Als Sohn eines Klosterpflegers und einer Pastorentochter war Hölderlin zum Theologen bestimmt. Von 1788 bis 1793 studierte er Theologie in Tübingen. Dort lernt er Hegel und Schelling kennen. Nach dem Studium wird er ab 1796 Hauslehrer bei dem Frankfurter Bankier Gontard.

Für dessen Gattin Susette empfindet Hölderlin tiefe Liebe. Sie ist seine "Diotima" aus dem Hyperion. Nach knapp zwei Jahren muß Hölderlin Ende September 1978 das Haus Gontard deswegen verlassen. Wenige Tage später trifft er sich heimlich mit Susette und sie vereinbaren einen geheimen Briefwechsel. Hölderlin nimmt mehrere Stellungen als Hauslehrer an - aber es gelingt ihm nicht, sein Leben zu meistern. Im May 1800 trennen Susette und er sich endgültig.

Mitte 1802 kehrt er zerrüttet nach Hause zurück. Dort erfährt er, daß Susette am 22. Juni gestorben ist - Hölderlin kommt in ärztliche Behandlung. Seine Anfälle von Wut und Erregung mildert man mit Versen Homers.

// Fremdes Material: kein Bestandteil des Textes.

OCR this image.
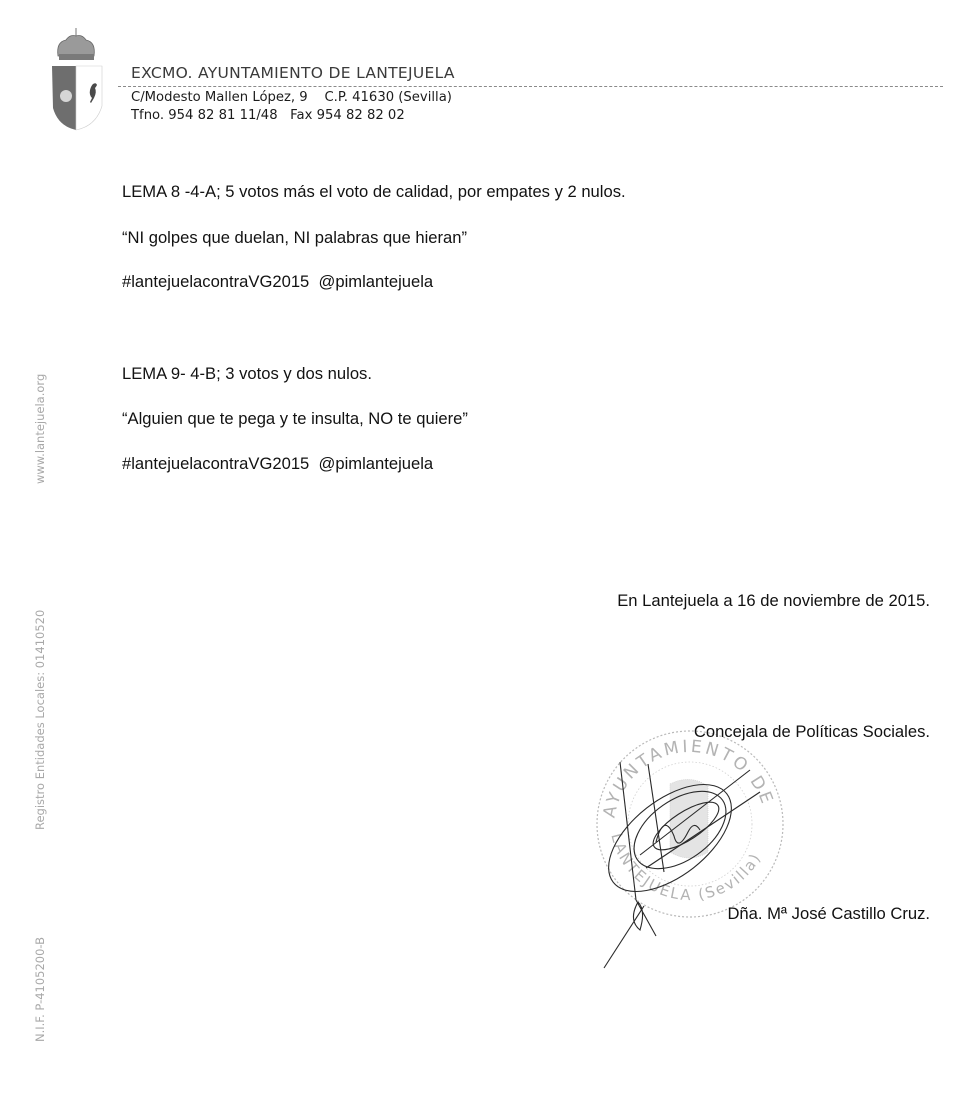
EXCMO. AYUNTAMIENTO DE LANTEJUELA
C/Modesto Mallen López, 9    C.P. 41630 (Sevilla)
Tfno. 954 82 81 11/48   Fax 954 82 82 02
www.lantejuela.org
Registro Entidades Locales: 01410520
N.I.F. P-4105200-B
LEMA 8 -4-A; 5 votos más el voto de calidad, por empates y 2 nulos.
“NI golpes que duelan, NI palabras que hieran”
#lantejuelacontraVG2015  @pimlantejuela
LEMA 9- 4-B; 3 votos y dos nulos.
“Alguien que te pega y te insulta, NO te quiere”
#lantejuelacontraVG2015  @pimlantejuela
En Lantejuela a 16 de noviembre de 2015.
Concejala de Políticas Sociales.
AYUNTAMIENTO DE
LANTEJUELA (Sevilla)
Dña. Mª José Castillo Cruz.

Bis 1804 wohnt er so bei seiner Mutter. Anschließend wird er Hofbibliothekar in Homburg. 1805 wird er wegen Hochverrats angeklagt, kommt aber 1806 wegen Geisteskrankheit ins Tübinger Autenriethsche Klinikum. Nach erfolglosen Therapieversuchen wird er dort wieder entlassen und dem Tübinger Tischlermeister Zimmer zur Pflege übergeben. Dort verbringt er den Rest seines Lebens im sogenannten Hölderlinturm.

Lebenslauf (1798)       Die Liebenden (1798)       Da ich ein Knabe war... (1798)       Sokrates und Alcibiades (1798)       An Diotima (1797)       Das Unverzeihliche (1798)       Die Vortrefflichen (1797)       Ehemals und Jetzt (1798)       Guter Rat (1797)       Menschenbeifall (1798)       Sömmerlings Seelenorgan und die Deutschen (1796 / 1797)       Sömmerlings Seelenorgan und das Publikum (1796 / 1797)       Lebenslauf (1800)       Der zürnende Dichter (1799)       Eayton (1799)       Die Scherzhaften (1799)       Wurzel allen Übels (1799)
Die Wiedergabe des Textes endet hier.